Nope. Didn’t think so. In the words of the father (George H. W. Bush), “wouldn’t be prudent.” It wouldn’t be prudent because we, as a society, as a thinking world, consider those commandments in the Bible as the very embodiment and expression of evil itself.
Yet, how can that be? It’s in the Bible! They’re stories of examples to follow, and they are Commandments from God!
But we pick and choose. We pick and choose because we know better about what’s right and what isn’t than what is in the Bible.

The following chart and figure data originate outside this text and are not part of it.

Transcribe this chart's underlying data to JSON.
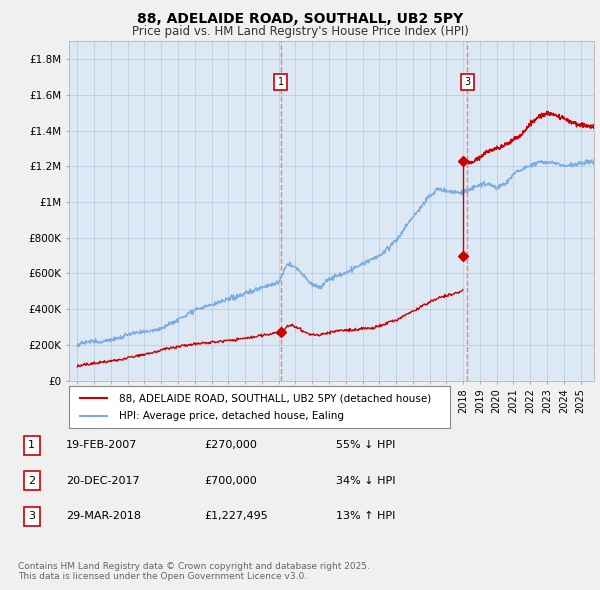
{
  "title1": "88, ADELAIDE ROAD, SOUTHALL, UB2 5PY",
  "title2": "Price paid vs. HM Land Registry's House Price Index (HPI)",
  "ylim": [
    0,
    1900000
  ],
  "yticks": [
    0,
    200000,
    400000,
    600000,
    800000,
    1000000,
    1200000,
    1400000,
    1600000,
    1800000
  ],
  "ytick_labels": [
    "£0",
    "£200K",
    "£400K",
    "£600K",
    "£800K",
    "£1M",
    "£1.2M",
    "£1.4M",
    "£1.6M",
    "£1.8M"
  ],
  "red_color": "#cc0000",
  "blue_color": "#7aace0",
  "vline_color": "#e87878",
  "background_color": "#f0f0f0",
  "plot_bg_color": "#dce9f5",
  "grid_color": "#b0c8e0",
  "transactions": [
    {
      "num": 1,
      "date_num": 2007.13,
      "price": 270000,
      "label": "1",
      "desc": "19-FEB-2007",
      "amount": "£270,000",
      "hpi_rel": "55% ↓ HPI"
    },
    {
      "num": 2,
      "date_num": 2017.97,
      "price": 700000,
      "label": "2",
      "desc": "20-DEC-2017",
      "amount": "£700,000",
      "hpi_rel": "34% ↓ HPI"
    },
    {
      "num": 3,
      "date_num": 2018.25,
      "price": 1227495,
      "label": "3",
      "desc": "29-MAR-2018",
      "amount": "£1,227,495",
      "hpi_rel": "13% ↑ HPI"
    }
  ],
  "vline_transactions": [
    1,
    3
  ],
  "legend_red": "88, ADELAIDE ROAD, SOUTHALL, UB2 5PY (detached house)",
  "legend_blue": "HPI: Average price, detached house, Ealing",
  "footer": "Contains HM Land Registry data © Crown copyright and database right 2025.\nThis data is licensed under the Open Government Licence v3.0.",
  "xmin": 1994.5,
  "xmax": 2025.8
}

Regardless, there is a great proportion in our country that are wielding the Bible like a terrible Gattling gun, to mow down those they hate, those they fear, because they’re “different,” “they’re homosexuals,” and “they” should not be allowed to fully express their love and devotion to another human, via marriage, because “it’s an abomination to God.”
Give me a goddamned break! Read astutely the qualifying word “if”: Whether your god be God or Allah, if He requires the first diminishment of basic human rights on account of any of His human creations expressing their love and devotion for one another, however it is they choose, then that god, be it God or Allah, is a ground-hugging, slithering viper, and all who elect to abide some egregious sanctioning of those others are themselves the most incredibly blind, lying, hypocritical and loathsome in Creation.
I had to be coerced to see Brokeback Mountain. There is nothing whatsoever about the sight of men engaged in the physical adoration of each other that is not uncomfortable, that is the least pleasing to me. Then again, I feel the same about folks with pink or blue (or, pink and blue) hair, or lip or nose rings, or 17 eyebrow piercings, or a tongue-stud that isn’t discomfiting to me.